Francuskie związki zawodowe pracowników transportu zaplanowały trzeci czarny wtorek w ciągu niespełna miesiąca, protestując przeciwko rządowym planom reformy systemu emerytalnego. Tym razem do strajku chcą się dołączyć m.in. nauczyciele, pocztowcy, pracownicy banków, telekomunikacji, szpitali, funkcjonariusze policji, dokerzy.
Dzisiaj Francuzi wracali z długiego weekendu w zatłoczonych pociągach, wiedząc, że nie ma co odkładać powrotów na wtorek, bo tego dnia znów mają strajkować kolejarze. Jutro oczekiwany jest paraliż komunikacji miejskiej w Paryżu, Marsylii, Tuluzie, Bordeaux, Nicei, Lyonie i w wielu innych miastach.
Premier Jean-Pierre Raffarin zamierza wygłosić przemówienie, otwierające 10-dniową debatę parlamentarną na temat kontrowersyjnej reformy emerytalnej.
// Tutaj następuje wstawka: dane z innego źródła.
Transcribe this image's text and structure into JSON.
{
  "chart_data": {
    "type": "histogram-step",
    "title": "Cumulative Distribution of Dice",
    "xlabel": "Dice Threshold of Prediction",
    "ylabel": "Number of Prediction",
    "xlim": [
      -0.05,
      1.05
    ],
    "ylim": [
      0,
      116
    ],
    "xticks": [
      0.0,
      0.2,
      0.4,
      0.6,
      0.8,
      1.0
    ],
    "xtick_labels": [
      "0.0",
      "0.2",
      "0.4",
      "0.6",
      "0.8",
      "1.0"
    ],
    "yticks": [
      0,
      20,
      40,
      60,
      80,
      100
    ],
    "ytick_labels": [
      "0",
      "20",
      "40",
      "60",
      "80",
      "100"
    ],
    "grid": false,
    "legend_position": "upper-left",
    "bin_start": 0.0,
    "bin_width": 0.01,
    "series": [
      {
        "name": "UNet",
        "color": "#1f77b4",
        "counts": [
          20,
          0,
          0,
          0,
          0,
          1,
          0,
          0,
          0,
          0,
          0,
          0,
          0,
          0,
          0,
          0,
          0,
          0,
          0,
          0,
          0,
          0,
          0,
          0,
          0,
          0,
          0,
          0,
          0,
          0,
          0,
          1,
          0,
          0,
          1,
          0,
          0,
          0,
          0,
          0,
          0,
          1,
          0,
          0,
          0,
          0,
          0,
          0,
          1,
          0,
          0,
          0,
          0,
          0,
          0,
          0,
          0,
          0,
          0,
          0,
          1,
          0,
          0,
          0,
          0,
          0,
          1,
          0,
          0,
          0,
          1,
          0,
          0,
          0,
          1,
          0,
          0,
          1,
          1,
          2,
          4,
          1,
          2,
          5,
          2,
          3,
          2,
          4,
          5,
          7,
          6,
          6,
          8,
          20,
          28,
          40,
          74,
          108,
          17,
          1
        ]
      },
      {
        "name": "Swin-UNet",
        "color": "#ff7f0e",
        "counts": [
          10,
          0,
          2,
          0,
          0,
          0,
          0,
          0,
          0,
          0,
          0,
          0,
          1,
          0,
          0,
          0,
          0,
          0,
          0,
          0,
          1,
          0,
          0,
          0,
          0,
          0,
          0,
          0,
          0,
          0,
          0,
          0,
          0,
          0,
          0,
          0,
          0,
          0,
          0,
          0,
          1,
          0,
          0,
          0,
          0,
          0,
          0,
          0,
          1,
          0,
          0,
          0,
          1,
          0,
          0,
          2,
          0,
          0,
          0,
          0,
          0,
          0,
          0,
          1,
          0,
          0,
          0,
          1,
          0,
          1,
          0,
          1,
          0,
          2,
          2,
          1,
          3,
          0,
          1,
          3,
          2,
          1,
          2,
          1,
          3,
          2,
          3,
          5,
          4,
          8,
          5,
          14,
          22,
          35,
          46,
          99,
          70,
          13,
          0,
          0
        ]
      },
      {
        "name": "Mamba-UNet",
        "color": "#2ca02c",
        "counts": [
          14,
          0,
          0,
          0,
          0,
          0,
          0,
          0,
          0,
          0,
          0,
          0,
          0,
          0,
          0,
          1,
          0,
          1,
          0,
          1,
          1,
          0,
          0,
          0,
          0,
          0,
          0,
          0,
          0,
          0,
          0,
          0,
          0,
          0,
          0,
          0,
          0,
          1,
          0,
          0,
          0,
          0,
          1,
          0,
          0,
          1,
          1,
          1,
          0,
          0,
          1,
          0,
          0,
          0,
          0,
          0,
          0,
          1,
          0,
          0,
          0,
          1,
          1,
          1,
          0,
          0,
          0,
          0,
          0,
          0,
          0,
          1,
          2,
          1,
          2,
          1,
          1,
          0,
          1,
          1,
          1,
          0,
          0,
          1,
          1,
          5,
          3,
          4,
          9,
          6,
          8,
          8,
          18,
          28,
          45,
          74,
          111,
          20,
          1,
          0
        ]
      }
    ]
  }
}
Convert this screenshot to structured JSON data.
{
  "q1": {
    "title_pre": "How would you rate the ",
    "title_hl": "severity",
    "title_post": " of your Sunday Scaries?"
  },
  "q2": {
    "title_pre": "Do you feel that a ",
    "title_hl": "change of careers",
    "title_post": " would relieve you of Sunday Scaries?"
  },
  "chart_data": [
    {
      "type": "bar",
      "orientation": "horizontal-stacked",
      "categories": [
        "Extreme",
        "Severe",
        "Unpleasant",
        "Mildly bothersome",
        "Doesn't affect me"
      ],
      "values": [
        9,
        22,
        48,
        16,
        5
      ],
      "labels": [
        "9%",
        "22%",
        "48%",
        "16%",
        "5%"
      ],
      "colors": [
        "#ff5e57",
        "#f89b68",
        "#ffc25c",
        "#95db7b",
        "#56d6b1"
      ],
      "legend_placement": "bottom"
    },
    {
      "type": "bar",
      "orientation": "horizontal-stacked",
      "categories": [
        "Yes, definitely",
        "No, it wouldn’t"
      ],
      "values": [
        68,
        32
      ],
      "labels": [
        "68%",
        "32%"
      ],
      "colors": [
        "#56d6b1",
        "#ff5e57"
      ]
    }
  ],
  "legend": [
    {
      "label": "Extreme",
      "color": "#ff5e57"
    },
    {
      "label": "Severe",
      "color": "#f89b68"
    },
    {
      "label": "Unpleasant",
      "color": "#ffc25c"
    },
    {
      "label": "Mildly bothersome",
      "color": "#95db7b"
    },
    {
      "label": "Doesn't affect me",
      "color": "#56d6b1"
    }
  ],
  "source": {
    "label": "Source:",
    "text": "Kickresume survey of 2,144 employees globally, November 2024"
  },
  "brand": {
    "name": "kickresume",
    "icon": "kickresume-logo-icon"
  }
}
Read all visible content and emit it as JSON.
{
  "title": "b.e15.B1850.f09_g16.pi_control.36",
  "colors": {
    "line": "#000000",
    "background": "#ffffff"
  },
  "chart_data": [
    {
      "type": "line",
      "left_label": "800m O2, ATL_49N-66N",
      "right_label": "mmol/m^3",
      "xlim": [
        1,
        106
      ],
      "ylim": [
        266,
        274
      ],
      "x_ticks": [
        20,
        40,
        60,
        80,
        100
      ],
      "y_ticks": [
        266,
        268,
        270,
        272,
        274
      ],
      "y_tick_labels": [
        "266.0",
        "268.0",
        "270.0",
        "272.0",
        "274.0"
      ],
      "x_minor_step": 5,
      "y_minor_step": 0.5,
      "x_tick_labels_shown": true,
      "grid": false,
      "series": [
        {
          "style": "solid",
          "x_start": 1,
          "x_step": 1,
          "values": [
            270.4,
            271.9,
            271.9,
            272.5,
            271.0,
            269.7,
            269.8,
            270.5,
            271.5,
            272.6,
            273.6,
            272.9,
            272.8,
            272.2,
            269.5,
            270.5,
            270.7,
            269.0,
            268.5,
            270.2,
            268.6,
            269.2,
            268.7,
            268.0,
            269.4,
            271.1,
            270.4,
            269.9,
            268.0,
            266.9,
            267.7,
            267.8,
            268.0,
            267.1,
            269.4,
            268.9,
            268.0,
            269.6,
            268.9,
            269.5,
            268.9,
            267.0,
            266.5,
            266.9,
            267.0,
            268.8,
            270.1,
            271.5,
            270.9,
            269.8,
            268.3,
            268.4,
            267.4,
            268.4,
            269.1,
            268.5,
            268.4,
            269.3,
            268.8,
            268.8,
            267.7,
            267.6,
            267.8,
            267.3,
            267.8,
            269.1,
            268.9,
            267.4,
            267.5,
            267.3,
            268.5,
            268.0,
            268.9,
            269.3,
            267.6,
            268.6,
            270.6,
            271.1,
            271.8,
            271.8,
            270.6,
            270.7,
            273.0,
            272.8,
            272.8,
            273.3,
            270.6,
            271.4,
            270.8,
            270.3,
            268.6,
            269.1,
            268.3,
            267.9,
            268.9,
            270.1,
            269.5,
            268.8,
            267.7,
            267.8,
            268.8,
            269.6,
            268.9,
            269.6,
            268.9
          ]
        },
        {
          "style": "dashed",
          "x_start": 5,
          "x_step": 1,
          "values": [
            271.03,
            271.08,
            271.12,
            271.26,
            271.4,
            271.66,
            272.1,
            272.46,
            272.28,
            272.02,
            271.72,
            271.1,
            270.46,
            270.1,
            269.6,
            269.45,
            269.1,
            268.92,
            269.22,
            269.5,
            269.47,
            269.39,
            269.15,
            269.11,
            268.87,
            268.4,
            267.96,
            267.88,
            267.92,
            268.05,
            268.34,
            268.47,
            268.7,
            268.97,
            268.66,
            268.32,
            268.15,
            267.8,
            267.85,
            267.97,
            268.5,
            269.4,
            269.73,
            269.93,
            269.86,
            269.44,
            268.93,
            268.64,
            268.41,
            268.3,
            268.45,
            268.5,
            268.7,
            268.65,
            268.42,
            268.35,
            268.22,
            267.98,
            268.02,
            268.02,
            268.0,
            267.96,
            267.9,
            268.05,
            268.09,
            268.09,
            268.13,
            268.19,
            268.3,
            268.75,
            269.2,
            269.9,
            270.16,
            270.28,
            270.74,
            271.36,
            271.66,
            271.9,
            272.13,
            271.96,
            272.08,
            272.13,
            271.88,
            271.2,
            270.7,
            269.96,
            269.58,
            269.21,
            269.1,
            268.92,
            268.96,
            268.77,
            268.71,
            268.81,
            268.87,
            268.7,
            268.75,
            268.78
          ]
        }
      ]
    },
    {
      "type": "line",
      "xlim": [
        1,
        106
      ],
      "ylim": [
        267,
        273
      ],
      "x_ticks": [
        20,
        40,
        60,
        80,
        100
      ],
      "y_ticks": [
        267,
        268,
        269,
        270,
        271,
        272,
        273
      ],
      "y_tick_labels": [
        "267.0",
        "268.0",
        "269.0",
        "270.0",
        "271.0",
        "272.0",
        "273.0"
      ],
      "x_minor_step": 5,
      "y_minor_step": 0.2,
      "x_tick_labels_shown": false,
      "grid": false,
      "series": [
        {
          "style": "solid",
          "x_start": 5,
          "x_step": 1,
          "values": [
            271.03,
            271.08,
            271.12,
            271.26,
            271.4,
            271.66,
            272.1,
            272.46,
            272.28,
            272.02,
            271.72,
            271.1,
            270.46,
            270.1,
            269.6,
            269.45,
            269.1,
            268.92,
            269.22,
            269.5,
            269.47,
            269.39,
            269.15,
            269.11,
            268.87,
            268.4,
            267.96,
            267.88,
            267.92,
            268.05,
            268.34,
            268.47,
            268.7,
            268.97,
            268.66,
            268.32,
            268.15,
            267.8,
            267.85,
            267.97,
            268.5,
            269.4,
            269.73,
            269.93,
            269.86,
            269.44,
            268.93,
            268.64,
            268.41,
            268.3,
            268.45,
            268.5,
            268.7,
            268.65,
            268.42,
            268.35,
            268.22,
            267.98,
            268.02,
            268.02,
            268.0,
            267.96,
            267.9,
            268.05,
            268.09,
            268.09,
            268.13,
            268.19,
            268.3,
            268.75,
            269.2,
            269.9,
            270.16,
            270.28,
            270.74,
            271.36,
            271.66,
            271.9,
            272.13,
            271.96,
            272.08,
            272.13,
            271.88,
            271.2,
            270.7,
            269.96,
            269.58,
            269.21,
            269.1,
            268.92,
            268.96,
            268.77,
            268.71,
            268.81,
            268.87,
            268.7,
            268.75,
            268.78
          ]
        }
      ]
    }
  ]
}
Opozycja zgłosiła już ok. 9 tysięcy poprawek do projektu ustawy.
Ministrowie spraw wewnętrznych i edukacji - Luc Ferry i Nicolas Sarkozy - zapowiedzieli kolejną rundę rozmów z nauczycielami, którzy grożą niecodzienną akcją protestacyjną - wystawieniem najwyższych ocen wszystkim, którzy 12 czerwca będą zdawać egzaminy maturalne. Rząd zapowiada, że nie dopuści do zakłócenia tych egzaminów.
W Marsylii tymczasem trwa strajk śmieciarzy. Telewizja pokazuje mieszkańców, podpalających wielkie sterty śmieci na ulicach.